Multiplicative Differential Geometry

This book introduces multiplicative Frenet curves. We define multiplicative tangent, multiplicative normal, and multiplicative normal plane for a multiplicative Frenet curve. We investigate the local behaviours of a multiplicative parameterized curve around multiplicative biregular points, define multiplicative Bertrand curves and investigate some of their properties. A multiplicative rigid motion is introduced.

The book is addressed to instructors and graduate students, and also specialists in geometry, mathematical physics, differential equations, engineering, and specialists in applied sciences. The book is suitable as a textbook for graduate and under-graduate level courses in geometry and analysis. Many examples and problems are included.

The author introduces the main conceptions for multiplicative surfaces: multiplicative first fundamental form, the main multiplicative rules for differentiations on multiplicative surfaces, and the main multiplicative regularity conditions for multiplicative surfaces. An investigation of the main classes of multiplicative surfaces and second fundamental forms for multiplicative surfaces is also employed. Multiplicative differential forms and their properties, multiplicative manifolds, multiplicative Einstein manifolds and their properties, are investigated as well.

Many unique applications in mathematical physics, classical geometry, economic theory, and theory of time scale calculus are offered.

本書介紹了乘法 Frenet 曲線。我們為乘法 Frenet 曲線定義了乘法切線、乘法法線和乘法法平面。我們研究了乘法參數化曲線在乘法雙正則點附近的局部行為，定義了乘法 Bertrand 曲線並研究了它們的一些性質。我們引入了乘法剛體運動。

本書針對教師、研究生和幾何學、數學物理學、微分方程、工程學以及應用科學專家進行了撰寫。本書適合作為研究生和本科水平的幾何學和分析課程的教材。書中包含了許多例子和問題。

作者介紹了乘法曲面的主要概念：乘法第一基本形式、乘法曲面上的微分法則以及乘法曲面的主要正則條件。同時還對乘法曲面的主要類別和乘法曲面的第二基本形式進行了研究。還研究了乘法微分形式及其性質、乘法流形、乘法愛因斯坦流形及其性質。

本書還提供了在數學物理學、經典幾何學、經濟理論和時間尺度微積分理論中的許多獨特應用。

Svetlin G. Georgiev is a mathematician who has worked in various areas of the study.

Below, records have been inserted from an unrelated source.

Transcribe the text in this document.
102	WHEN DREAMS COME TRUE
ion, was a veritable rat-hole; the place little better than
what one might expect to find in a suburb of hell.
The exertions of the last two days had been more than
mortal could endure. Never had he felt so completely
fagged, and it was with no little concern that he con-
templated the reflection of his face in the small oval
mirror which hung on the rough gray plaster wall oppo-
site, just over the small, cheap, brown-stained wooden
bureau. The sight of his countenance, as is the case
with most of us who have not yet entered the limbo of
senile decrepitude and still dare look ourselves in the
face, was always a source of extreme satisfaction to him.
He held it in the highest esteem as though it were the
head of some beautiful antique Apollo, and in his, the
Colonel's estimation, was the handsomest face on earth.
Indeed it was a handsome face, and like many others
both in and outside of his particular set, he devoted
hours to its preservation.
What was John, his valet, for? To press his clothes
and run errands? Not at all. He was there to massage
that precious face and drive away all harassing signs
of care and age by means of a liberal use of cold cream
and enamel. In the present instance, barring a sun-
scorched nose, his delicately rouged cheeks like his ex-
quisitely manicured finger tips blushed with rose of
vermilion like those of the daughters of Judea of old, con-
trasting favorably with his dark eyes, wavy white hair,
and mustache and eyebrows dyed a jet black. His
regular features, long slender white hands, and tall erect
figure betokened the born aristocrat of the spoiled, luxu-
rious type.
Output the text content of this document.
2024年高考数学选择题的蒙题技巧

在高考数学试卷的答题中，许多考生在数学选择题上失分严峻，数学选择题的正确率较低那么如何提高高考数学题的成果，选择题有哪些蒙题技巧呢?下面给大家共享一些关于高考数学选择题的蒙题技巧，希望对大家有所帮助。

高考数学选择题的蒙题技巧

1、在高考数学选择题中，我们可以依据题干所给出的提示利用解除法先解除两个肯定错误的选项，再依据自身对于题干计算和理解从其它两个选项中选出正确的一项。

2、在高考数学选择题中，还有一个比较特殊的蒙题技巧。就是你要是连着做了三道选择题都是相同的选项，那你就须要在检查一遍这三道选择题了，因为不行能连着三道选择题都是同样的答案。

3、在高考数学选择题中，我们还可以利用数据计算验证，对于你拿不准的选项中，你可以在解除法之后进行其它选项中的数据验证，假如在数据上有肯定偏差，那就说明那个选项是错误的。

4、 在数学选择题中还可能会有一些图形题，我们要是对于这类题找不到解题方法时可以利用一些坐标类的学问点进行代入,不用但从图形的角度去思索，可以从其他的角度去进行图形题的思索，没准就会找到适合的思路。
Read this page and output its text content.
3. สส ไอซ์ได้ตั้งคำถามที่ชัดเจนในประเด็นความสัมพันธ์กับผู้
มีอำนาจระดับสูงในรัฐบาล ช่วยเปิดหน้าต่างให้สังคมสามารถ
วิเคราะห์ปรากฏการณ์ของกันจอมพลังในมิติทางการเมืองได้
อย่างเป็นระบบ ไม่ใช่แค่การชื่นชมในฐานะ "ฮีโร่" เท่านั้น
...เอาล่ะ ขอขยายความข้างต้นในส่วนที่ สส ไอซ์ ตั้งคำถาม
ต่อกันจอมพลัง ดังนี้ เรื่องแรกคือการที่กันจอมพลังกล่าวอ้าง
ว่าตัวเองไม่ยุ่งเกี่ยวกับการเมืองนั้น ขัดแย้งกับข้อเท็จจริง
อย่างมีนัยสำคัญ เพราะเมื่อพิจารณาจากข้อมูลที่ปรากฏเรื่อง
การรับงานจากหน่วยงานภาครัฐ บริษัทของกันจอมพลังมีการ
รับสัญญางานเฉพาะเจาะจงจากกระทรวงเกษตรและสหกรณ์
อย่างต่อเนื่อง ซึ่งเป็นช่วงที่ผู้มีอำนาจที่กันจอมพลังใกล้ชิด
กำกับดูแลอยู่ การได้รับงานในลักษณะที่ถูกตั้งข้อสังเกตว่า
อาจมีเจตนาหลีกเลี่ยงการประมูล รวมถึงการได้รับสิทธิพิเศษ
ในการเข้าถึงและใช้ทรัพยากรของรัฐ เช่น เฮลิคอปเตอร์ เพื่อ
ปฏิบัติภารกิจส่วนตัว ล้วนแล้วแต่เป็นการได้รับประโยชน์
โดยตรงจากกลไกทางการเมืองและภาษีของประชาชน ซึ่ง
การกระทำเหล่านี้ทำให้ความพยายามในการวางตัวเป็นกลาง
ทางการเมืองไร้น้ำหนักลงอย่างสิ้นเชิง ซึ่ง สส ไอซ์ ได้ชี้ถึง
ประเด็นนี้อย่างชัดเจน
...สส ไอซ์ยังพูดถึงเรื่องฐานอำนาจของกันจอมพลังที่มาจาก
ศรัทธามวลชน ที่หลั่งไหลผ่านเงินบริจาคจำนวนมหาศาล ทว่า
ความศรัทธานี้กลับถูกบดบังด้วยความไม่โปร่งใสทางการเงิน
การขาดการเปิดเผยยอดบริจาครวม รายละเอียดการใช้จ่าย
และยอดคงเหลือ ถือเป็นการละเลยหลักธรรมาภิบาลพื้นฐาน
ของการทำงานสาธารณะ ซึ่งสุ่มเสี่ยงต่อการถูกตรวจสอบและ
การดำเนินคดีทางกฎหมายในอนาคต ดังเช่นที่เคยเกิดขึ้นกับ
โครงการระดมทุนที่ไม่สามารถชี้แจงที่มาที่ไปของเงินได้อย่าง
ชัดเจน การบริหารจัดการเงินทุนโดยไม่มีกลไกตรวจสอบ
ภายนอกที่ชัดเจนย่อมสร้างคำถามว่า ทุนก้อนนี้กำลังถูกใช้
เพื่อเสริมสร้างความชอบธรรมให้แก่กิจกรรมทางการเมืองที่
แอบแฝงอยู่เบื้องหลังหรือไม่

He currently focuses on harmonic analysis, functional analysis, partial differential equations, ordinary differential equations, Clifford and quaternion analysis, integral equations, and dynamic calculus on time scales. He is also the author of Dynamic Geometry of Time Scales, CRC Press. He is a co-author of Conformable Dynamic Equations on Time Scales, with Douglas R. Anderson, and also: Multiple Fixed-Point Theorems and Applications in the Theory of ODEs, FDEs and PDE; Boundary Value Problems on Time Scales, Volume 1 and Volume II, all with Khalid Zennir and published by CRC Press.

Svetlin G. Georgiev是一位數學家，他在研究的各個領域有所貢獻。他目前專注於調和分析、泛函分析、偏微分方程、常微分方程、Clifford和四元數分析、積分方程和時間尺度上的動態微積分。他也是CRC Press出版的《時間尺度的動態幾何》的作者。他與Douglas R. Anderson合著了《時間尺度上的可調動態方程》。此外，他還與Khalid Zennir合著了《ODEs、FDEs和PDE理論中的多重不動點定理及應用》和《時間尺度上的邊界值問題，第一卷》和《第二卷》，這些書籍也由CRC Press出版。